By Lisa Hunter / Staff Writer
When preschoolers from the LAC Child and Development Center met with students from the PCC for Trike Day they encountered more than just a fun day in the sun.
On Thursday, July 3, preschoolers brought their tricycles, bikes, scooters and helmets for a play-date on the Lawn, giving them a chance to build socialization skills, strengthen necessary motor skills and learn about biking rules and safety. The Summer event initiated interactive play among the preschoolers and allowed them the opportunity to learn in a fun atmosphere. Children were able to experience playing with kids from different classes while teachers observed how the children handled the interaction.
Alexis Masingill, 31, an early childhood education major who also works as a childcare assistant at the LAC center, said, “Playing with various age groups is a chance for them to practice following rules and to observe what they are interested in.”
While some children were captivated with the overall event and rode their vehicles repeatedly around a cemented pathway that circled the Lawn, other children got bored with riding and played in the grass. Kids who were more interested in one-on-one interaction sat and talked with one another on benches.
Preschoolers got plenty of exercise while riding and playing, but most importantly, they had the opportunity to work on important motor skill development, movement using the arms, legs and torso. It’s vital for children to develop motor skills because one skill builds upon another and eventually leads to success in reading and writing, education.com said.

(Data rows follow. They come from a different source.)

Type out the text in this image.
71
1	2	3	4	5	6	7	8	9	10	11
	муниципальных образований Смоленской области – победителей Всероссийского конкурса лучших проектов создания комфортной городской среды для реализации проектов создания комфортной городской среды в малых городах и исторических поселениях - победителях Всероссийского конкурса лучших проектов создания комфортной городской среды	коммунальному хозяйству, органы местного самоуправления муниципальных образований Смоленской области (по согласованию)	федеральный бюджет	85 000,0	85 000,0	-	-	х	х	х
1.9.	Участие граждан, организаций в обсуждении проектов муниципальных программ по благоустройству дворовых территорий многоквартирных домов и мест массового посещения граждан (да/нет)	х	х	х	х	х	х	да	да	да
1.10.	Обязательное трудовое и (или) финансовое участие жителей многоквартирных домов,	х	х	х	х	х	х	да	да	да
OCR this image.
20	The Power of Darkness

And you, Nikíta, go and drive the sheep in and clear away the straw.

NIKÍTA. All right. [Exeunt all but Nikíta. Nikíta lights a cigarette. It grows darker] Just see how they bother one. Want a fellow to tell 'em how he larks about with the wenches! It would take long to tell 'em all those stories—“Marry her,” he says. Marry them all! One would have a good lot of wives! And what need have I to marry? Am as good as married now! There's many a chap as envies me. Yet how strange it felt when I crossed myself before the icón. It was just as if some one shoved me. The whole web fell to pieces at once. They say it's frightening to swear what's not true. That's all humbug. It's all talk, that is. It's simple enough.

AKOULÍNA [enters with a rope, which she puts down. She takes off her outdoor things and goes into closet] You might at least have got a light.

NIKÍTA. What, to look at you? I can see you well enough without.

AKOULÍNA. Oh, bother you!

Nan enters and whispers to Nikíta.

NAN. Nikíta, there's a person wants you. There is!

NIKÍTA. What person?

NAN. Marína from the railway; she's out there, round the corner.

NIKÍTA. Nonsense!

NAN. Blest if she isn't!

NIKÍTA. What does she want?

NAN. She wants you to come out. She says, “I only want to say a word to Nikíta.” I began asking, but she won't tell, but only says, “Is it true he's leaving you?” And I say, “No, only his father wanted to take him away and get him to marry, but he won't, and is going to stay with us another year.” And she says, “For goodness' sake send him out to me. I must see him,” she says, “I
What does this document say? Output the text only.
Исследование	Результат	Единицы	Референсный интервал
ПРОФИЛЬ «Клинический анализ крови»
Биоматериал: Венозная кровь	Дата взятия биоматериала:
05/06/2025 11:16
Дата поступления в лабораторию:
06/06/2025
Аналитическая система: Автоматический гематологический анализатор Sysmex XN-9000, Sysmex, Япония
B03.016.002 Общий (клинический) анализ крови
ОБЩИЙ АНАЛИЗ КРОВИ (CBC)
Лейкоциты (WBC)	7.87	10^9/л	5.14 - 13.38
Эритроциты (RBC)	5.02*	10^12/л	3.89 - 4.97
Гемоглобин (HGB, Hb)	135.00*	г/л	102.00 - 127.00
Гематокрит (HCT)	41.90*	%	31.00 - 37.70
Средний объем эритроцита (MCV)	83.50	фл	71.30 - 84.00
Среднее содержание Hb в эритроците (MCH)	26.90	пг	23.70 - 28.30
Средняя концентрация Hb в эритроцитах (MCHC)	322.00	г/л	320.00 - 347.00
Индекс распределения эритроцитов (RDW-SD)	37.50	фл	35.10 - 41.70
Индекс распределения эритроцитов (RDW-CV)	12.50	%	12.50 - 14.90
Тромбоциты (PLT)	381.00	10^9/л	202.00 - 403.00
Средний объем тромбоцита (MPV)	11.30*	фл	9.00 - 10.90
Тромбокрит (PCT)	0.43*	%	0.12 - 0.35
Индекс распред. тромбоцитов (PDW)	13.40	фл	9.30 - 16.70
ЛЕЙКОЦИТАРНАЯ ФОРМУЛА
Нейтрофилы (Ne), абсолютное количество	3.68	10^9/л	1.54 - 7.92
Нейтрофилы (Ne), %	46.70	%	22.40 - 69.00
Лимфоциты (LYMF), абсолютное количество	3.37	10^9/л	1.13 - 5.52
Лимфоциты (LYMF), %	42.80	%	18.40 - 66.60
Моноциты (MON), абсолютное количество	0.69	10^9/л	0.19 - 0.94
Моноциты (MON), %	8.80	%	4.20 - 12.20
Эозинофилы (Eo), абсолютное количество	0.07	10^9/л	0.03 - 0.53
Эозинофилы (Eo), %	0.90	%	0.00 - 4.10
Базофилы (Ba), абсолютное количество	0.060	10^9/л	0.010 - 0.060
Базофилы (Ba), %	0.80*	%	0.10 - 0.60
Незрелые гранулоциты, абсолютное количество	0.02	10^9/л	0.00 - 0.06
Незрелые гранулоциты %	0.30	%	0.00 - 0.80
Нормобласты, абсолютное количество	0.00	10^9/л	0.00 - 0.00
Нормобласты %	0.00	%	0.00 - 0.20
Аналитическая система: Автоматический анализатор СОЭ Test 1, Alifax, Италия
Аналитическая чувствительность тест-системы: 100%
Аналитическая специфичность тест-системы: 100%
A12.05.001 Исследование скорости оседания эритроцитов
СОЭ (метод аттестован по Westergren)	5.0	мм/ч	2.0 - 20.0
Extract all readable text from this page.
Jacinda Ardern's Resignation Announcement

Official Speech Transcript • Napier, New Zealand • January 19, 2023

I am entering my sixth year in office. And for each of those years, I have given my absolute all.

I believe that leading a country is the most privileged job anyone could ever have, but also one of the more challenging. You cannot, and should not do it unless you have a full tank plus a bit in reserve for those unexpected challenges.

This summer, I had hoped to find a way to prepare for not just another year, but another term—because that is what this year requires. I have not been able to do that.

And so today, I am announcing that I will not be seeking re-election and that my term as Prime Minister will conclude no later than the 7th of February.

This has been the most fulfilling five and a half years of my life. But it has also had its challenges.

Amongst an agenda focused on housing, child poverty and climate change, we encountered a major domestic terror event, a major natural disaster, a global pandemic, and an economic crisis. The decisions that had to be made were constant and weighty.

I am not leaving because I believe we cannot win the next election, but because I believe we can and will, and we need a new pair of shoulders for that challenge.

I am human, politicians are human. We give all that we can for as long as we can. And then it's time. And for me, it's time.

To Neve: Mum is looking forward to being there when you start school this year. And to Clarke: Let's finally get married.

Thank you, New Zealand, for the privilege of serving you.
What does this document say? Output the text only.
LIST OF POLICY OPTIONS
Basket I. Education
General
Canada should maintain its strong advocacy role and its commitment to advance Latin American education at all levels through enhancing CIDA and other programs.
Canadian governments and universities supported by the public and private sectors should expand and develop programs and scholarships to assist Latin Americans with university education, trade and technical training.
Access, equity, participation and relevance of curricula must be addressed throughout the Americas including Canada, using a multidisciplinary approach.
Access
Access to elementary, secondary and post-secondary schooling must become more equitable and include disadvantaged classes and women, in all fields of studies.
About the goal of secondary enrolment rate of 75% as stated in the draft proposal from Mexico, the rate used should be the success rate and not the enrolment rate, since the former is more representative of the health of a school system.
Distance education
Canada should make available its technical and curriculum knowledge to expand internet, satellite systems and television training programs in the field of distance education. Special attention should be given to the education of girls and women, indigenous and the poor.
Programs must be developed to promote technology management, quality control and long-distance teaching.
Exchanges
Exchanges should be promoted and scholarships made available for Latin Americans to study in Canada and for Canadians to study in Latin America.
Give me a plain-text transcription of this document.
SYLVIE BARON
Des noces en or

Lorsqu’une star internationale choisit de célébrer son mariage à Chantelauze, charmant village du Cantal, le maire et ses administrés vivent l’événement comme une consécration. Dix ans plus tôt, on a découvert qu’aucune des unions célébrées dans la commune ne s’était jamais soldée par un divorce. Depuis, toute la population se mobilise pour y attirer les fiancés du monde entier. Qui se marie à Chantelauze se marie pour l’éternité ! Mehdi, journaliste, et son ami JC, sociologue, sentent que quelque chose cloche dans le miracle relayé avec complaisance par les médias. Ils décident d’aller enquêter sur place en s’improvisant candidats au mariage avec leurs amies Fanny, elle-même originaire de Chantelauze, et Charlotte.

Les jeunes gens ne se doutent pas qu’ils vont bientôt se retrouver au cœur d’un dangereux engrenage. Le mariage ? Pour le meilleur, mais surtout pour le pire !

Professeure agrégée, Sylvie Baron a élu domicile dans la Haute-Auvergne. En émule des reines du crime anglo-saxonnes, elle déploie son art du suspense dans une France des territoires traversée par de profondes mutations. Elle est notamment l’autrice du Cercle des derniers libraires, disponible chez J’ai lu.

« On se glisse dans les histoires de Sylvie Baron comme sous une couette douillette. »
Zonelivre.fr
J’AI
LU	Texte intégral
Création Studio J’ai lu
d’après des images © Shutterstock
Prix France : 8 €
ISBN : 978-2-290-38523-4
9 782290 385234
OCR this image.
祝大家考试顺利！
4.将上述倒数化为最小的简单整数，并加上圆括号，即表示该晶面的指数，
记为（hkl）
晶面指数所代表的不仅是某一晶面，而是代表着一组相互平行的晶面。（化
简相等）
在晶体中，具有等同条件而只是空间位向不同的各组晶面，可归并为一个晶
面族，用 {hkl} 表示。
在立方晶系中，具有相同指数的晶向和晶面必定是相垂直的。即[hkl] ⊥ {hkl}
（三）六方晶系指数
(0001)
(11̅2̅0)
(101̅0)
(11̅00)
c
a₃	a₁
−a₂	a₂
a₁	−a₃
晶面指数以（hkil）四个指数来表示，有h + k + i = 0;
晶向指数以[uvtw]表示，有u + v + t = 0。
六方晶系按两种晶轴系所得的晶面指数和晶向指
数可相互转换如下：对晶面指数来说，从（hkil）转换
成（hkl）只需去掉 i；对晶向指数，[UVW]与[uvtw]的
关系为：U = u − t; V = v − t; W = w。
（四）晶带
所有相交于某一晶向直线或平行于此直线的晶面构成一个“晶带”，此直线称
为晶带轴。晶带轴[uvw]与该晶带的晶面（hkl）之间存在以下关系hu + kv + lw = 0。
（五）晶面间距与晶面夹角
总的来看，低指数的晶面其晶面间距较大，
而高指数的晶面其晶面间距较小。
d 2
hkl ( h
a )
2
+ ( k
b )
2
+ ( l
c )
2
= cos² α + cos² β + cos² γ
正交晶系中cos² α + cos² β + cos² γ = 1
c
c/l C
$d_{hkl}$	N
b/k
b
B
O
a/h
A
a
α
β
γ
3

Babycenter.com said playtime is not just for a child’s enjoyment, but a necessary part of their childhood development. Jasmine Carter, 19, a film production major, said, “I think playing is important for kids because they need to learn how to socialize with people.”
Debi Bouwens, a human development teacher at LAC, said, “Trike day was a day of fun and a time of participation and cooperation, … Children learn by play. In a sense, play is their work and they develop a lot of skills that they will need for future life thorough play.”
Bouwens said most kindergarten teachers would rather have children come into their classrooms with good social skills, emotional development and ability to solve problems as opposed to being able to spell their name.